Secondly, we need share the documentation with the community as quickly as possible. The sooner we go to the community, record, transcribe, translate, and share the material back, the more likely we are to preserve the quality of the knowledge. For example, I transcribed some folk songs recently. When I tried to translate them, I realized that for some songs, we no longer know the real meaning. People are still singing them, but those who truly understood the meaning have already passed away. Now others are singing just by hearing them, without knowing the literal meaning, the emotions behind the song, why it was sung, or in what situations it was created or performed. The full knowledge behind the song is gone.
So two things are vital: the material should be accessible in the language and format people use. Documentation of endangered languages should happen as early as possible. The longer we wait, the more the quality of knowledge reduces and vanishes.
RV: How should a language like Van Gujjari be documented, and community documentation capacity be built?

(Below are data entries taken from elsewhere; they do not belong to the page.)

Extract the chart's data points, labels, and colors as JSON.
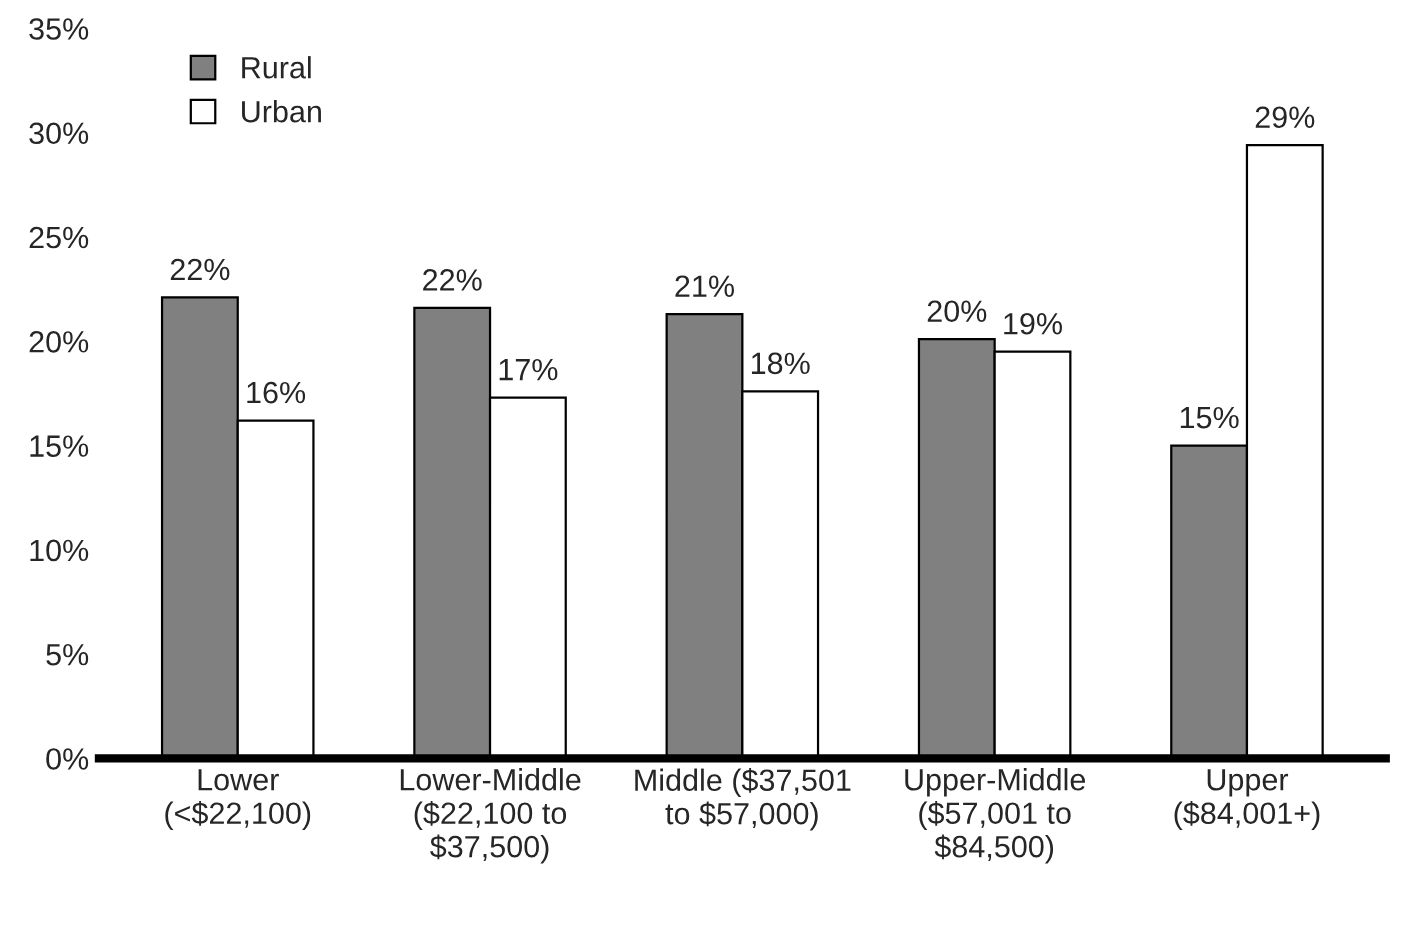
{
  "chart_data": {
    "type": "bar",
    "categories": [
      "Lower\n(<$22,100)",
      "Lower-Middle\n($22,100 to\n$37,500)",
      "Middle ($37,501\nto $57,000)",
      "Upper-Middle\n($57,001 to\n$84,500)",
      "Upper\n($84,001+)"
    ],
    "series": [
      {
        "name": "Rural",
        "color": "#808080",
        "values": [
          22.1,
          21.6,
          21.3,
          20.1,
          15.0
        ],
        "value_labels": [
          "22%",
          "22%",
          "21%",
          "20%",
          "15%"
        ]
      },
      {
        "name": "Urban",
        "color": "#ffffff",
        "values": [
          16.2,
          17.3,
          17.6,
          19.5,
          29.4
        ],
        "value_labels": [
          "16%",
          "17%",
          "18%",
          "19%",
          "29%"
        ]
      }
    ],
    "ylim": [
      0,
      35
    ],
    "yticks": [
      {
        "value": 0,
        "label": "0%"
      },
      {
        "value": 5,
        "label": "5%"
      },
      {
        "value": 10,
        "label": "10%"
      },
      {
        "value": 15,
        "label": "15%"
      },
      {
        "value": 20,
        "label": "20%"
      },
      {
        "value": 25,
        "label": "25%"
      },
      {
        "value": 30,
        "label": "30%"
      },
      {
        "value": 35,
        "label": "35%"
      }
    ],
    "grid": false,
    "legend": "top left"
  }
}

TA: Language documentation must be participatory, involving the community’s youth who represent the community’s future. They must be kept in the loop and showed the process, the methodology, what to pay attention to, and how we frame questions. If they learn this, they can later carry on the work themselves.

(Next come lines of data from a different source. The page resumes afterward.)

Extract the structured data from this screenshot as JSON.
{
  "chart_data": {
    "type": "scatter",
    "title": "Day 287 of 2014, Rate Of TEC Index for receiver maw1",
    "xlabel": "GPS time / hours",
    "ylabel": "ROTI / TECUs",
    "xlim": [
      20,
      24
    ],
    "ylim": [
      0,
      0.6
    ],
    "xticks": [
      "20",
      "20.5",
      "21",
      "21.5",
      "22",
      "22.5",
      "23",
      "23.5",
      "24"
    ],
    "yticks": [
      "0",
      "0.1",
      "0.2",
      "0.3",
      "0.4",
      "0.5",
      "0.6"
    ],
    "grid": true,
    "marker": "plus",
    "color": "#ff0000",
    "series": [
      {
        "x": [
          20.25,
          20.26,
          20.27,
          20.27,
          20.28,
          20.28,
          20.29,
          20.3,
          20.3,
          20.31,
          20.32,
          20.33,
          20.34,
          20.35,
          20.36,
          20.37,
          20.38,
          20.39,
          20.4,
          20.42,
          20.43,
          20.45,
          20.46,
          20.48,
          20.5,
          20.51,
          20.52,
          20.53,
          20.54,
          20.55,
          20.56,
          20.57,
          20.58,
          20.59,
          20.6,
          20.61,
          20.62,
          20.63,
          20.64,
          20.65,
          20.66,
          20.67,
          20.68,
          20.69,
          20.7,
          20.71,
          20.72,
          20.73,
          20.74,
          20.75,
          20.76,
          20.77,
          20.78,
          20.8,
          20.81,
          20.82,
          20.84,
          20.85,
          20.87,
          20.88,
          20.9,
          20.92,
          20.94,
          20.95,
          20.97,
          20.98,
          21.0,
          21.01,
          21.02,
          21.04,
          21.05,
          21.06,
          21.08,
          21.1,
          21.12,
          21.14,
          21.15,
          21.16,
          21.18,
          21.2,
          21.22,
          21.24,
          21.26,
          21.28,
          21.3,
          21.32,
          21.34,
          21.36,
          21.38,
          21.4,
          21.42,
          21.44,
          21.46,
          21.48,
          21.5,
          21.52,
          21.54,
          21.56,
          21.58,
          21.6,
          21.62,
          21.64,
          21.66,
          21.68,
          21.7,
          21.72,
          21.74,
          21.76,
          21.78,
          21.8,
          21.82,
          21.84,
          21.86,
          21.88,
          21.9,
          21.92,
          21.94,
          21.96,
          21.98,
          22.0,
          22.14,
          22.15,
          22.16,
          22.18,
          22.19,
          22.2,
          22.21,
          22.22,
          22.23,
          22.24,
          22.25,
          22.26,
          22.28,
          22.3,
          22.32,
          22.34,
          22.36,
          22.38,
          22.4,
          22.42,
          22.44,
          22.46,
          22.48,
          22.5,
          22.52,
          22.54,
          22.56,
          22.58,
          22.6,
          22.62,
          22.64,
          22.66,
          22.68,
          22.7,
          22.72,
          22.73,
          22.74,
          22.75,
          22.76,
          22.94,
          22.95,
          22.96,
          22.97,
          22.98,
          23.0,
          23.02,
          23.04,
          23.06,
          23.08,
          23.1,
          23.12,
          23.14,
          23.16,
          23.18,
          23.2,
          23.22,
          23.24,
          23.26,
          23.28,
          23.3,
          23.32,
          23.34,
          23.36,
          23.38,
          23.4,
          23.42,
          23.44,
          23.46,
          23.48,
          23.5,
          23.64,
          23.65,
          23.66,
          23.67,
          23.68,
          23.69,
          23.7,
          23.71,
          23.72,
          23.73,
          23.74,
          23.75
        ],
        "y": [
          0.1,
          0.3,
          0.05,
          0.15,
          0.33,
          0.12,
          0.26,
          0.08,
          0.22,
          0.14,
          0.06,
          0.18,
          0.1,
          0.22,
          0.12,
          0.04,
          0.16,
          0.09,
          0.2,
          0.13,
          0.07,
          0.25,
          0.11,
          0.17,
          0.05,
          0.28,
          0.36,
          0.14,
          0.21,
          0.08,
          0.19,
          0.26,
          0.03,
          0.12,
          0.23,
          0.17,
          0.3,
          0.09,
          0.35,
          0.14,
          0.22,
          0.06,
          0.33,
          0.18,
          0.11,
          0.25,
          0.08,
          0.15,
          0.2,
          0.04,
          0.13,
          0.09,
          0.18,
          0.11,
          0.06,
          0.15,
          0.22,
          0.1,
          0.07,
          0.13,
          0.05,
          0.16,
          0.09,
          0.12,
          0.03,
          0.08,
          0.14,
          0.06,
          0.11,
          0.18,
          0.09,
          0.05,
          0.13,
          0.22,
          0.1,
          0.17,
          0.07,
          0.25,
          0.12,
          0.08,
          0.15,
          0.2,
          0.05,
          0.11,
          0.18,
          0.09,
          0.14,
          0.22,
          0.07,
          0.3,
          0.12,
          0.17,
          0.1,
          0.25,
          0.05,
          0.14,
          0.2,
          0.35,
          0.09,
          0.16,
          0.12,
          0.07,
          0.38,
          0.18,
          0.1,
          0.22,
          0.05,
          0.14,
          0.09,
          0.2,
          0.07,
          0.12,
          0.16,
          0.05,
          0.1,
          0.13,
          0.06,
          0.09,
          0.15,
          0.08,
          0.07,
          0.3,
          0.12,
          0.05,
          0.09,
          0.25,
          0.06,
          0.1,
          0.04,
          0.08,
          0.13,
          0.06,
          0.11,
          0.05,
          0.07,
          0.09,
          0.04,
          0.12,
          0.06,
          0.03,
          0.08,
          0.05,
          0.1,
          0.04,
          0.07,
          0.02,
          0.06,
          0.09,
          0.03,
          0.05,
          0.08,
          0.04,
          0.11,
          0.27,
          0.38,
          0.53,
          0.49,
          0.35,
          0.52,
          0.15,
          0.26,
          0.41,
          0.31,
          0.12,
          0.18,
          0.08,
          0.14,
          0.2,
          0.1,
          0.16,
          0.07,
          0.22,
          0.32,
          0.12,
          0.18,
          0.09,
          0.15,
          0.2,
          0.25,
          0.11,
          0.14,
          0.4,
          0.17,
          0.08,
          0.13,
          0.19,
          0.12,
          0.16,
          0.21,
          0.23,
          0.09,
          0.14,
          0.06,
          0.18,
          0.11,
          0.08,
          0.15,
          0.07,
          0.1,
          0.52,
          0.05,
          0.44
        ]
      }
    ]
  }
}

Secondly, the material must be accessible to the community. If it is documented but remains far away from them, then its benefit is limited. They should be able to see, hear, and use it.
Third and last, we should use reasonably good-quality equipment. If we are interviewing a 70 or 80 year old, we do not know if we will ever again meet a person that old with that knowledge. The data we capture from them is very precious; it should be of good quality so that it lasts and remains useful.
RV: Do you worry about community data misuse or exploitation through AI?
TA: Yes, I do. I worry what will happen while publishing community knowledge, which is very deep. Before sharing it anywhere, we have to think carefully. We may document and record it with good intentions, but what happens to it later? How much right will the community retain over it?
Medicinal knowledge, rituals, and other practices that are considered private or are seen as the community’s collective asset. People have lived with them, evolved them, and learned from them over thousands of years. That fear of such unique and sensitive knowledge being marketed or abused persists.
Ideally, before making such knowledge public, some kind of protection should be in place, clearly recognizing it as community knowledge. The publication should acknowledge the community’s rights, and proper consent and recognition should be needed before the content enters another domain. Then anyone using it would have to say, ‘This comes from the Van Gujjar community,’ and respect that.
Even if someone does not acknowledge it, we could still claim later that we documented and published it in, say, 2024. So it is ours and we have rights over it. Others should use it only according to the permissions given by the community. So I have no objection to documentation itself; the main questions are how and where the material is stored, and how much control and rights the community retains over it.
The interview with Alam resulted in “Maari Jaban Maari Birsa” (meaning, our language, our culture), a language documentation project at OpenSpeaks Archives in 2024.